How was this first meeting?
It was very rough conditions but it was spectacular and very intense. We immediately had a great contact with Ben and his co-pilot, Kevin. We got directly connected to these characters, their sense of humour, their emotions… it was unique. And we decided to make this film together. Shooting took more than 3 years. We went to Australia to see the film several times, each time for about a month. During the shoot, we put together the necessary scenes like pieces of a puzzle to tell this story.
My character Ben gives hope and inspiration, that’s what I really like
Is it much more than a motorcycle movie and a record? It is also, and perhaps above all, a film about dreams, which transcends itself?

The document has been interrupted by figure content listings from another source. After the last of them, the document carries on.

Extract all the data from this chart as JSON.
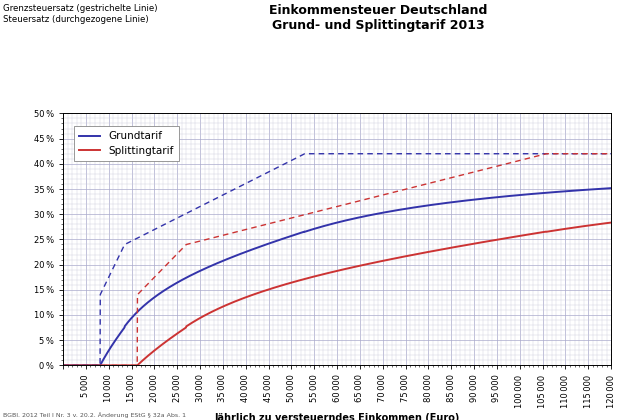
{
  "title_line1": "Einkommensteuer Deutschland",
  "title_line2": "Grund- und Splittingtarif 2013",
  "ylabel_text": "Grenzsteuersatz (gestrichelte Linie)\nSteuersatz (durchgezogene Linie)",
  "xlabel_text": "Jährlich zu versteuerndes Einkommen (Euro)",
  "footnote": "BGBl. 2012 Teil I Nr. 3 v. 20.2. Änderung EStG § 32a Abs. 1",
  "legend_grundtarif": "Grundtarif",
  "legend_splittingtarif": "Splittingtarif",
  "xmax": 120000,
  "ymax": 50,
  "blue_color": "#3333aa",
  "red_color": "#cc3333",
  "background_color": "#ffffff",
  "grid_major_color": "#aaaacc",
  "grid_minor_color": "#ccccdd",
  "title_fontsize": 9,
  "label_fontsize": 7,
  "tick_fontsize": 6,
  "legend_fontsize": 7.5
}
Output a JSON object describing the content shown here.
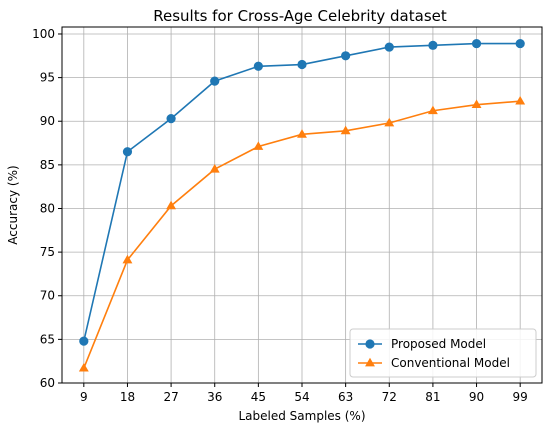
{
  "chart_data": {
    "type": "line",
    "title": "Results for Cross-Age Celebrity dataset",
    "xlabel": "Labeled Samples (%)",
    "ylabel": "Accuracy (%)",
    "x": [
      9,
      18,
      27,
      36,
      45,
      54,
      63,
      72,
      81,
      90,
      99
    ],
    "xticks": [
      "9",
      "18",
      "27",
      "36",
      "45",
      "54",
      "63",
      "72",
      "81",
      "90",
      "99"
    ],
    "yticks": [
      60,
      65,
      70,
      75,
      80,
      85,
      90,
      95,
      100
    ],
    "ylim": [
      60,
      100.8
    ],
    "xlim": [
      4.5,
      103.5
    ],
    "grid": true,
    "legend_position": "lower-right",
    "series": [
      {
        "name": "Proposed Model",
        "color": "#1f77b4",
        "marker": "circle",
        "values": [
          64.8,
          86.5,
          90.3,
          94.6,
          96.3,
          96.5,
          97.5,
          98.5,
          98.7,
          98.9,
          98.9
        ]
      },
      {
        "name": "Conventional Model",
        "color": "#ff7f0e",
        "marker": "triangle",
        "values": [
          61.7,
          74.1,
          80.3,
          84.5,
          87.1,
          88.5,
          88.9,
          89.8,
          91.2,
          91.9,
          92.3
        ]
      }
    ]
  }
}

Absolutely yes. The motorcycle record is the common thread. What is really important and what I want to highlight is friendship, the importance of following your dreams and passions. This is not a film specifically about motorcycles and it is important that even those who know nothing about it are touched and moved by the film. I had the same reaction during the screening in the theatre. The wonderful thing about Ben is that he challenges preconceived notions. It is unimaginable to see a blind man on a motorcycle trying to break a speed record. I love the idea of Ben pushing those boundaries. It can arouse craving in others. You can flourish by chasing your dreams, this is true for people with disabilities but really for everyone. After the screening, someone told me: “I’m not as handicapped as Ben, but if he can follow his dreams, so am I.” It gives hope and inspiration to people and I really love it.
There is also a lot of question of friendship, of transmission.
Yes for me it is a little bit of the heart of the film. It’s a friendship between Ben and Kevin, his co-pilot, but also between him and young Jade, who also risks going blind. For Ben, that’s really the most important thing: more than just breaking that record, it’s being able to help others achieve dreams like his. Ben and Kevin’s friendship with this young Jade is really important. They meet during our filming. I didn’t necessarily anticipate this dimension, this question of transmission. But it became necessary immediately. This completes the story.
This documentary is made almost like a fantasy. Was it wanted?
Yes, it is important for me that when we watch our movies we are really immersed in the story. That we are not “disturbed” by classic interviews or moments when we feel my presence as a director. I want us to be taken in by the emotions and by the characters. Perhaps this gives the impression of fantasy even when all this is true.